I know that most men, including those at ease with problems of the greatest complexity, can seldom accept even the simplest and most obvious truth if it be such as would oblige them to admit the falsity of conclusions which they have delighted in explaining to colleagues, which they have proudly taught to others, and which they have woven, thread by thread, into the fabric of their lives.
Leo Tolstoy, What is Art? opening to ch 14,
Translation from: What Is Art and Essays on Art
(OUP, 1930, trans. Aylmer Maude)
This is the characteristic structure of what I shall call a dynamo-objective coupling. Alleged scientific assertions, which are accepted as such because they satisfy moral passions, will excite these passions further, and thus lend increased convincing power to the scientific affirmations in question - and so on, indefinitely. Moreover, such a dynamo-objective coupling is also potent in its own defence. any criticism of its scientific part is rebutted by the moral passions behind it, while any moral objectives are coldly brushed aside by invoking the inexorable verdict of its scientific findings.
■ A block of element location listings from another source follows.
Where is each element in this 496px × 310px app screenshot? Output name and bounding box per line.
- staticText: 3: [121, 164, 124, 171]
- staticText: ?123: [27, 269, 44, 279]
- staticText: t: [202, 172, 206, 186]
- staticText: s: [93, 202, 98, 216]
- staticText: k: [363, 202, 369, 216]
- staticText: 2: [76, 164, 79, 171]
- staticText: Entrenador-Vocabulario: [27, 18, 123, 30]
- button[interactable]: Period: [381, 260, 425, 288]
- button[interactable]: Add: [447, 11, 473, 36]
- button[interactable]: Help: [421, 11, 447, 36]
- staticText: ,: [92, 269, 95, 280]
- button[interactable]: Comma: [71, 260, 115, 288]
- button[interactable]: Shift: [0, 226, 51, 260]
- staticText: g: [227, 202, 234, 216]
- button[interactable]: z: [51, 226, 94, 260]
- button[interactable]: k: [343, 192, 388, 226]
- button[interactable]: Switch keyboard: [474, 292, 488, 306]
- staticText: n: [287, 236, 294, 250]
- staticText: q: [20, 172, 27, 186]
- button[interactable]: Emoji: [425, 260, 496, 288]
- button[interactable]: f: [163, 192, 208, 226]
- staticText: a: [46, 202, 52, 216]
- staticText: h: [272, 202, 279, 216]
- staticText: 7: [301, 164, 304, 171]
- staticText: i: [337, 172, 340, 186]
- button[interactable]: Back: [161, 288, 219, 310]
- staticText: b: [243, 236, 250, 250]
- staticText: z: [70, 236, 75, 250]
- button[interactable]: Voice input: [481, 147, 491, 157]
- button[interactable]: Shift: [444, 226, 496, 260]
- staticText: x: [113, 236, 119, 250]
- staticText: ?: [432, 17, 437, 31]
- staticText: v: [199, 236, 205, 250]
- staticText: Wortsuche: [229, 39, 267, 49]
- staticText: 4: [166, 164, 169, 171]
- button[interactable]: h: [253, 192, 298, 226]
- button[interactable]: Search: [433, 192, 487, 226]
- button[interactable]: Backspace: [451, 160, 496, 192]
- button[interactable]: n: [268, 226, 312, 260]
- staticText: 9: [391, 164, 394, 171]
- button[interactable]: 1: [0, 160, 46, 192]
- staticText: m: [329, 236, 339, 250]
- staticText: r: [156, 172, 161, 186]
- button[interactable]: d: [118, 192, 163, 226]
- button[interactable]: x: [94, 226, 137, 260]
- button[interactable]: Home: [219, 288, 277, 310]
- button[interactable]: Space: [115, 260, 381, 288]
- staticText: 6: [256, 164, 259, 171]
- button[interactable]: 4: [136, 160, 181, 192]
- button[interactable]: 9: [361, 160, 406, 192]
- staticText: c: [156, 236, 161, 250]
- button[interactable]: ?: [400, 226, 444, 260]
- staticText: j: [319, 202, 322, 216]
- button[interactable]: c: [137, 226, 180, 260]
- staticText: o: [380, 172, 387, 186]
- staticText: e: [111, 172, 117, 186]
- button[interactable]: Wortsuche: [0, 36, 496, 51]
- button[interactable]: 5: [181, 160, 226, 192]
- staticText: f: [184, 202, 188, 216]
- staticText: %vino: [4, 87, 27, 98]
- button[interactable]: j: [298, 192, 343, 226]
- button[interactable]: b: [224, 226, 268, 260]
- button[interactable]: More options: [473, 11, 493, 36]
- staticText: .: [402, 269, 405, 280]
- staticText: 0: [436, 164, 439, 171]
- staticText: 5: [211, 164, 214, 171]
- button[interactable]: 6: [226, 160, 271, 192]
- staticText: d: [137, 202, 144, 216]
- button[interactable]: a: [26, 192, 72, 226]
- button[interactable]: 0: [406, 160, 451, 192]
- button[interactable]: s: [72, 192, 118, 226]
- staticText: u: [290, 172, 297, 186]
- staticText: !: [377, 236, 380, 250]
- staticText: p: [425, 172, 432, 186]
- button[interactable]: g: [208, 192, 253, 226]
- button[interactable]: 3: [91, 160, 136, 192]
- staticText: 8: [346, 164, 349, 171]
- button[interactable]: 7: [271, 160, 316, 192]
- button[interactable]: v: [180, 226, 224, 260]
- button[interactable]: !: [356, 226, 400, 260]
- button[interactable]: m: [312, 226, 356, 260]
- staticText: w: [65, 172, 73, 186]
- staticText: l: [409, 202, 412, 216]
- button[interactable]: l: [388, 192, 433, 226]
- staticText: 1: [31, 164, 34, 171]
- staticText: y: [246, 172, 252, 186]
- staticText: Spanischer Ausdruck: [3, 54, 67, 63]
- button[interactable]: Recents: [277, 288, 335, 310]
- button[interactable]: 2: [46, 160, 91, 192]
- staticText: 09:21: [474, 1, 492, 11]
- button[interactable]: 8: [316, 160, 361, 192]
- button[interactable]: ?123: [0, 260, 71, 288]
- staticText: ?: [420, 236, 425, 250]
Each of the two components, the dynamic and the objective, takes it in turn to draw attention away from the other when it is under attack.
Polanyi, Personal Knowledge, pp229-230
The way scientists try to convince people is hopeless because they present evidence, figures, tables, arguments, and so on. But that’s not how to convince people. People aren’t convinced by arguments, they don’t believe conclusions because they believe in the arguments that they read in favour of them. They’re convinced because they read or hear the conclusions from people they trust. You trust someone and you believe what they say. That’s how ideas are communicated. The arguments come later.